Síncope na emergência
Principais tipos de síncope na emergência.

As principais causas de síncope na emergência estão em três grupos: síncopes reflexas, síncopes por hipotensão ortostática ou síncopes cardíacas.

Em geral, seu papel na emergência é afastar a síncope cardíaca, que tem potencial de matar o paciente.

As síncopes reflexas (neuromediadas) são o grupo essencialmente benigno, e, portanto, não devem ser motivo de grande preocupação na sala de emergência.

Nesse sentido, os tipos de síncope reflexa são: vasovagal, situacional, síndrome do seio carotídeo, e, mais raramente, formas não clássicas.

Além disso, as síncopes na emergência por conta de hipotensão ortostática podem ser oriundas de hipovolemia, disfunções autonômicas, sejam primárias ou secundárias, e do uso inadequado de medicações. Assim, são especialmente comuns em idosos em uso de medicações como diuréticos, ou ainda aqueles que já possuem alguma disautonomia.

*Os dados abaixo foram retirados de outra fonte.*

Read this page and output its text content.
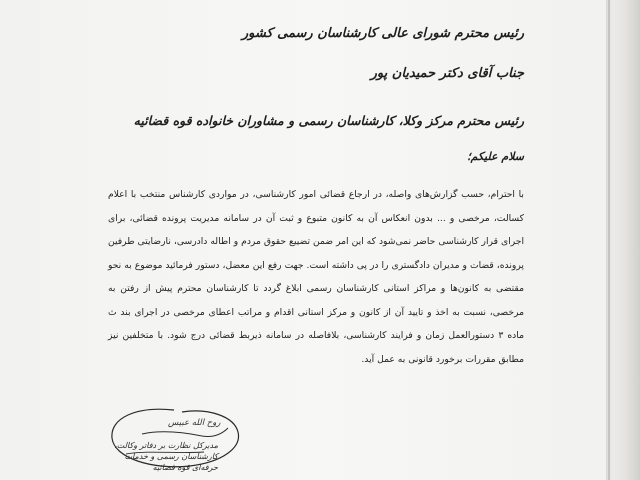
رئیس محترم شورای عالی کارشناسان رسمی کشور
جناب آقای دکتر حمیدیان پور
رئیس محترم مرکز وکلا، کارشناسان رسمی و مشاوران خانواده قوه قضائیه
سلام علیکم؛
با احترام، حسب گزارش‌های واصله، در ارجاع قضائی امور کارشناسی، در مواردی کارشناس منتخب با اعلام کسالت، مرخصی و ... بدون انعکاس آن به کانون متبوع و ثبت آن در سامانه مدیریت پرونده قضائی، برای اجرای قرار کارشناسی حاضر نمی‌شود که این امر ضمن تضییع حقوق مردم و اطاله دادرسی، نارضایتی طرفین پرونده، قضات و مدیران دادگستری را در پی داشته است. جهت رفع این معضل، دستور فرمائید موضوع به نحو مقتضی به کانون‌ها و مراکز استانی کارشناسان رسمی ابلاغ گردد تا کارشناسان محترم پیش از رفتن به مرخصی، نسبت به اخذ و تایید آن از کانون و مرکز استانی اقدام و مراتب اعطای مرخصی در اجرای بند ث ماده ۳ دستورالعمل زمان و فرایند کارشناسی، بلافاصله در سامانه ذیربط قضائی درج شود. با متخلفین نیز مطابق مقررات برخورد قانونی به عمل آید.
روح الله عبیس
مدیرکل نظارت بر دفاتر وکالت، کارشناسان رسمی و خدمات حرفه‌ای قوه قضائیه
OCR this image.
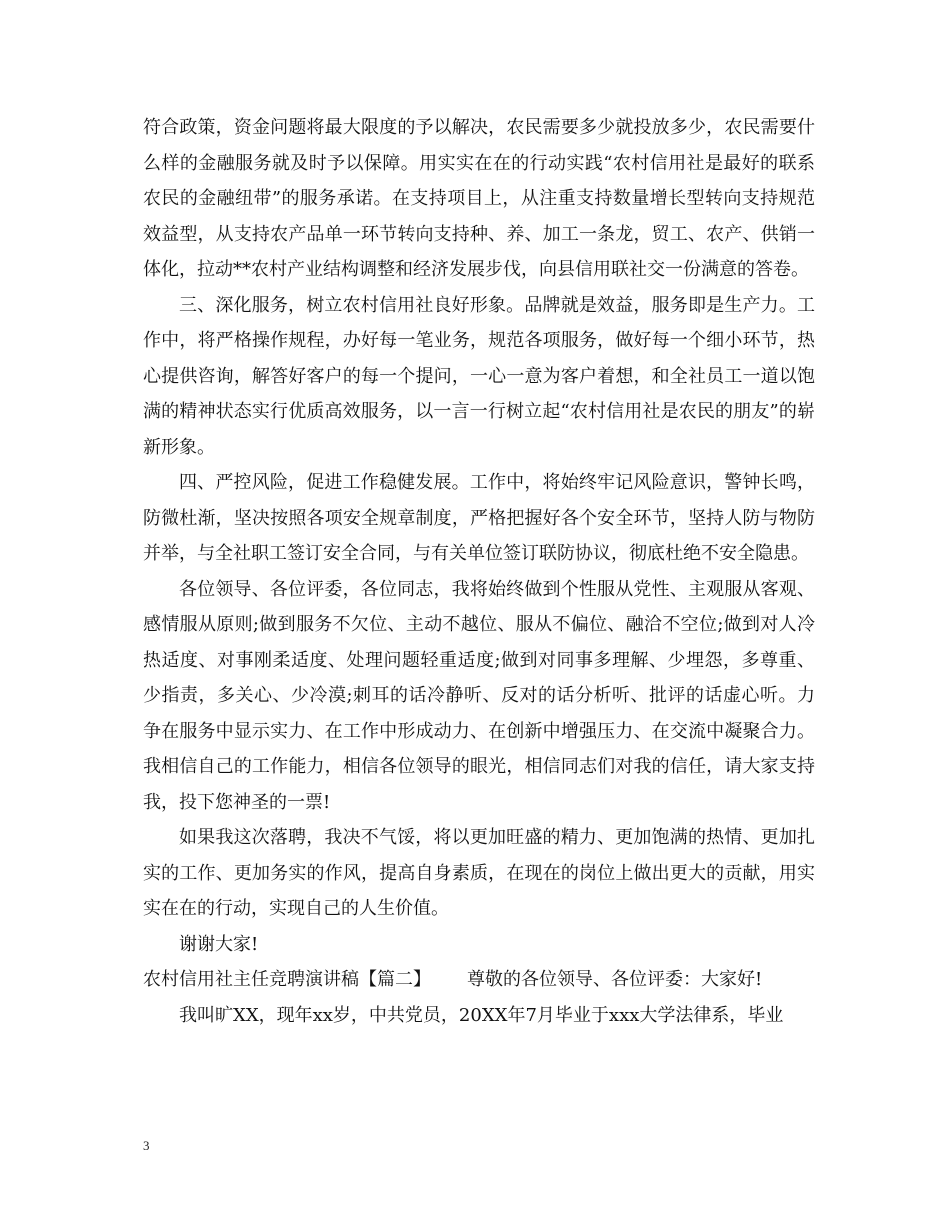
符合政策，资金问题将最大限度的予以解决，农民需要多少就投放多少，农民需要什么样的金融服务就及时予以保障。用实实在在的行动实践“农村信用社是最好的联系农民的金融纽带”的服务承诺。在支持项目上，从注重支持数量增长型转向支持规范效益型，从支持农产品单一环节转向支持种、养、加工一条龙，贸工、农产、供销一体化，拉动**农村产业结构调整和经济发展步伐，向县信用联社交一份满意的答卷。

三、深化服务，树立农村信用社良好形象。品牌就是效益，服务即是生产力。工作中，将严格操作规程，办好每一笔业务，规范各项服务，做好每一个细小环节，热心提供咨询，解答好客户的每一个提问，一心一意为客户着想，和全社员工一道以饱满的精神状态实行优质高效服务，以一言一行树立起“农村信用社是农民的朋友”的崭新形象。

四、严控风险，促进工作稳健发展。工作中，将始终牢记风险意识，警钟长鸣，防微杜渐，坚决按照各项安全规章制度，严格把握好各个安全环节，坚持人防与物防并举，与全社职工签订安全合同，与有关单位签订联防协议，彻底杜绝不安全隐患。

各位领导、各位评委，各位同志，我将始终做到个性服从党性、主观服从客观、感情服从原则;做到服务不欠位、主动不越位、服从不偏位、融洽不空位;做到对人冷热适度、对事刚柔适度、处理问题轻重适度;做到对同事多理解、少埋怨，多尊重、少指责，多关心、少冷漠;刺耳的话冷静听、反对的话分析听、批评的话虚心听。力争在服务中显示实力、在工作中形成动力、在创新中增强压力、在交流中凝聚合力。我相信自己的工作能力，相信各位领导的眼光，相信同志们对我的信任，请大家支持我，投下您神圣的一票!

如果我这次落聘，我决不气馁，将以更加旺盛的精力、更加饱满的热情、更加扎实的工作、更加务实的作风，提高自身素质，在现在的岗位上做出更大的贡献，用实实在在的行动，实现自己的人生价值。

谢谢大家!

农村信用社主任竞聘演讲稿【篇二】 尊敬的各位领导、各位评委：大家好!

我叫旷XX，现年xx岁，中共党员，20XX年7月毕业于xxx大学法律系，毕业

3
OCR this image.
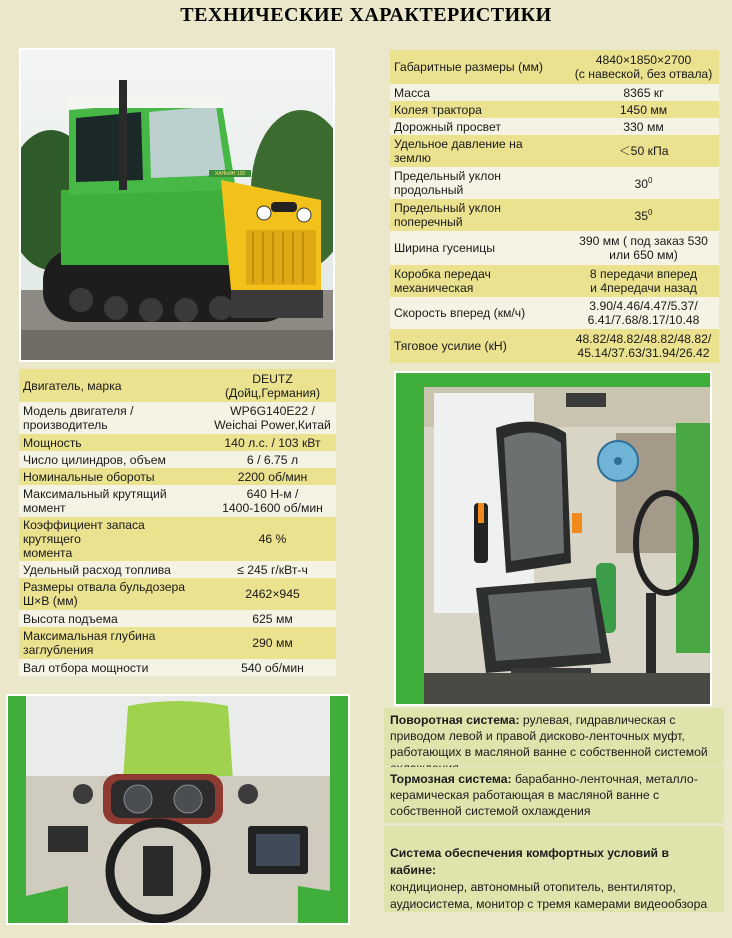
ТЕХНИЧЕСКИЕ ХАРАКТЕРИСТИКИ
ХАНЬЯН 120
Габаритные размеры (мм)	4840×1850×2700
(с навеской, без отвала)
Масса	8365 кг
Колея трактора	1450 мм
Дорожный просвет	330 мм
Удельное давление на
землю	＜50 кПа
Предельный уклон
продольный	$30^0$
Предельный уклон
поперечный	$35^0$
Ширина гусеницы	390 мм ( под заказ 530
или 650 мм)
Коробка передач
механическая	8 передачи вперед
и 4передачи назад
Скорость вперед (км/ч)	3.90/4.46/4.47/5.37/
6.41/7.68/8.17/10.48
Тяговое усилие (кН)	48.82/48.82/48.82/48.82/
45.14/37.63/31.94/26.42
Двигатель, марка	DEUTZ
(Дойц,Германия)
Модель двигателя /
производитель	WP6G140E22 /
Weichai Power,Китай
Мощность	140 л.с. / 103 кВт
Число цилиндров, объем	6 / 6.75 л
Номинальные обороты	2200 об/мин
Максимальный крутящий
момент	640 Н-м /
1400-1600 об/мин
Коэффициент запаса крутящего
момента	46 %
Удельный расход топлива	≤ 245 г/кВт-ч
Размеры отвала бульдозера
Ш×В (мм)	2462×945
Высота подъема	625 мм
Максимальная глубина
заглубления	290 мм
Вал отбора мощности	540 об/мин
Поворотная система: рулевая, гидравлическая с приводом левой и правой дисково-ленточных муфт, работающих в масляной ванне с собственной системой
Тормозная система: барабанно-ленточная, металло-керамическая работающая в масляной ванне с собственной системой охлаждения
Система обеспечения комфортных условий в кабине:
кондиционер, автономный отопитель, вентилятор, аудиосистема, монитор с тремя камерами видеообзора
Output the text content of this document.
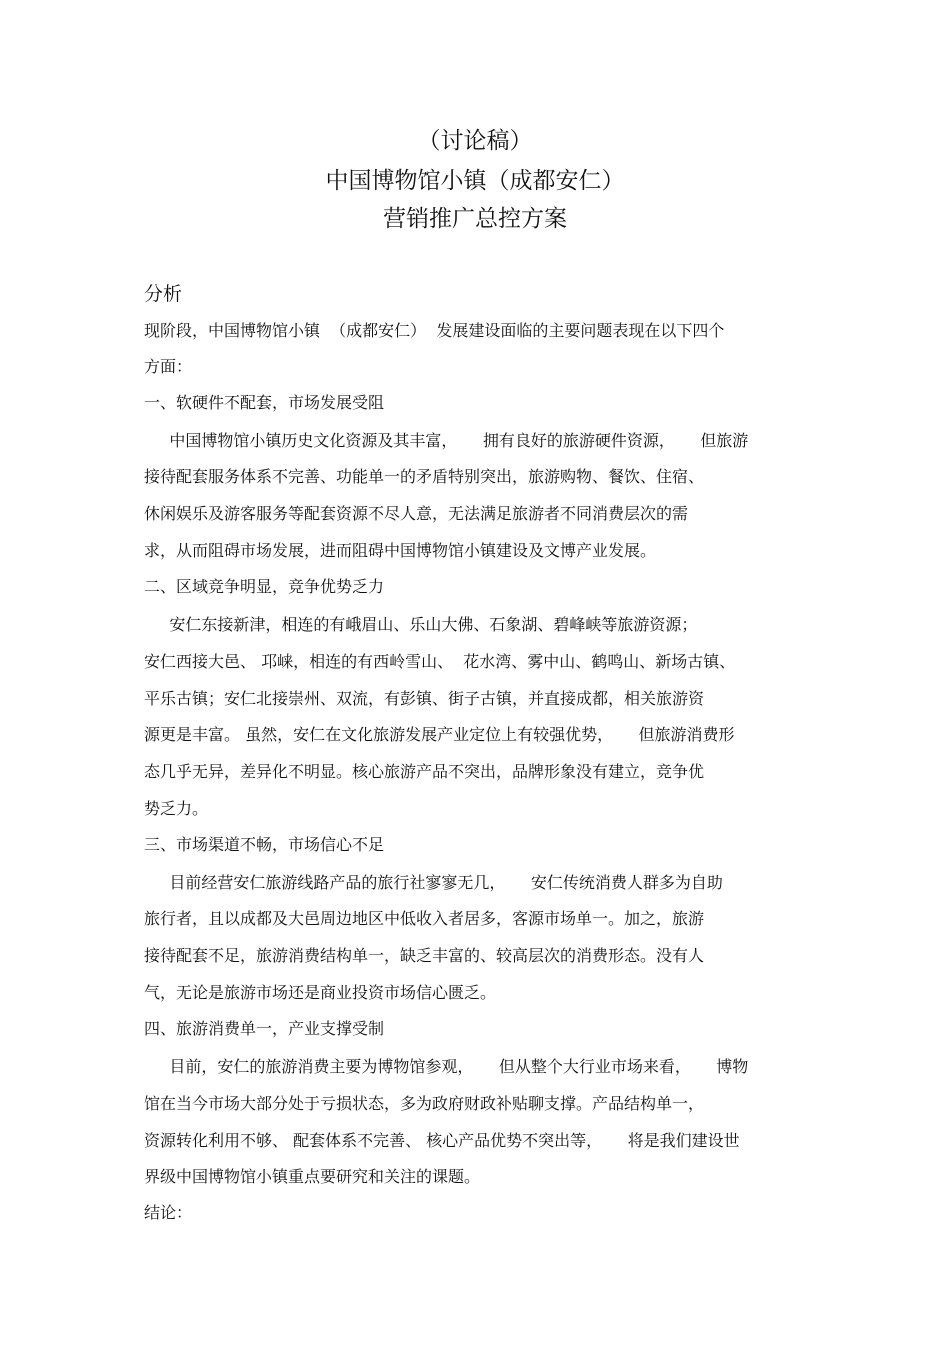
（讨论稿）
中国博物馆小镇（成都安仁）
营销推广总控方案
分析
现阶段，中国博物馆小镇  （成都安仁）  发展建设面临的主要问题表现在以下四个
方面：
一、软硬件不配套，市场发展受阻
中国博物馆小镇历史文化资源及其丰富，     拥有良好的旅游硬件资源，     但旅游
接待配套服务体系不完善、功能单一的矛盾特别突出，旅游购物、餐饮、住宿、
休闲娱乐及游客服务等配套资源不尽人意，无法满足旅游者不同消费层次的需
求，从而阻碍市场发展，进而阻碍中国博物馆小镇建设及文博产业发展。
二、区域竞争明显，竞争优势乏力
安仁东接新津，相连的有峨眉山、乐山大佛、石象湖、碧峰峡等旅游资源；
安仁西接大邑、 邛崃，相连的有西岭雪山、  花水湾、雾中山、鹤鸣山、新场古镇、
平乐古镇；安仁北接崇州、双流，有彭镇、街子古镇，并直接成都，相关旅游资
源更是丰富。 虽然，安仁在文化旅游发展产业定位上有较强优势，     但旅游消费形
态几乎无异，差异化不明显。核心旅游产品不突出，品牌形象没有建立，竞争优
势乏力。
三、市场渠道不畅，市场信心不足
目前经营安仁旅游线路产品的旅行社寥寥无几，     安仁传统消费人群多为自助
旅行者，且以成都及大邑周边地区中低收入者居多，客源市场单一。加之，旅游
接待配套不足，旅游消费结构单一，缺乏丰富的、较高层次的消费形态。没有人
气，无论是旅游市场还是商业投资市场信心匮乏。
四、旅游消费单一，产业支撑受制
目前，安仁的旅游消费主要为博物馆参观，     但从整个大行业市场来看，     博物
馆在当今市场大部分处于亏损状态，多为政府财政补贴聊支撑。产品结构单一，
资源转化利用不够、 配套体系不完善、 核心产品优势不突出等，     将是我们建设世
界级中国博物馆小镇重点要研究和关注的课题。
结论：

Por fim, a síncope cardiogênica é a mais preocupante. Mecanismos arritmogênicos as causam, bem como alterações cardíacas estruturais, as quais podem comprometer o fluxo sanguíneo para o sistema nervoso central. 

Para uma investigação mais detalhada dos tipos e etiologias da síncope na emergência, verifique nosso texto que trata especificamente desse tema. O entendimento dos diversos tipos de síncope é muito importante para o adequado manejo do paciente na sala de emergência e fora dela.

Como proceder a investigação diagnóstica da síncope na emergência?

A investigação de síncope na emergência deve ocorrer com anamnese, exame físico e ECG. Evite “pacotes de exames”, como Ecocardiograma, doppler de carótidas e etc. Realize testes adicionais apenas se necessário. 

É importante ter em mente que, na emergência, a síncope, em geral, não terá sua etiologia descoberta. Portanto, seu papel é apenas identificar os pacientes com síncopes por causas de alto risco para mortalidade, para investigar mais profundamente, nesses casos. Mas não se assuste: as alterações reflexas, benignas, causam a maioria das síncopes na emergência. Dentro das causas reflexas, a síncope vasovagal é a mais comum, especialmente em pacientes jovens.

Assim, o que deve ser feito para todo paciente com síncope: anamnese bem executada, exame físico pormenorizado e ECG para investigar possível causa cardiogênica para a síncope. Esses 3 elementos fornecerão subsídios para aprofundar a investigação de forma direcionada, se necessário. 

Dito isso, recomendamos que você leia a sobre abordagem diagnóstica da síncope, onde é discutido de forma pormenorizada como proceder a abordagem diagnóstica da síncope.

Estratificação de risco da síncope na emergência

É necessário classificar o risco do paciente. Assim, a forma mais indicada para fazer essa estratificação é utilizar a Regra de San Francisco e a pontuação de risco OESIL (Osservatorio Epidemiologico sulla syncope nel Lazio). 

A regra de San Francisco possui especificidade de 56% e sensibilidade de 98% para identificar pacientes em risco de eventos adversos causados pela síncope em até 1 ano. São considerados pacientes em risco aqueles que possuem ao menos um dos seguintes fatores: insuficiência cardíaca, ECG anormal, hematócrito menor que 30%, dispneia ou pressão arterial sistólica menor que 90 mmHg.

O OESIL usa 4 fatores que indicam paciente em alto risco de óbito em até 1 ano: ECG anormal, história de doença cardiovascular, ter mais de 65 anos e síncopes sem pródromo. Nesse caso, ao menos dois pontos são necessários para classificar um paciente como em alto risco para morte cardiovascular. Cada item pontua um ponto.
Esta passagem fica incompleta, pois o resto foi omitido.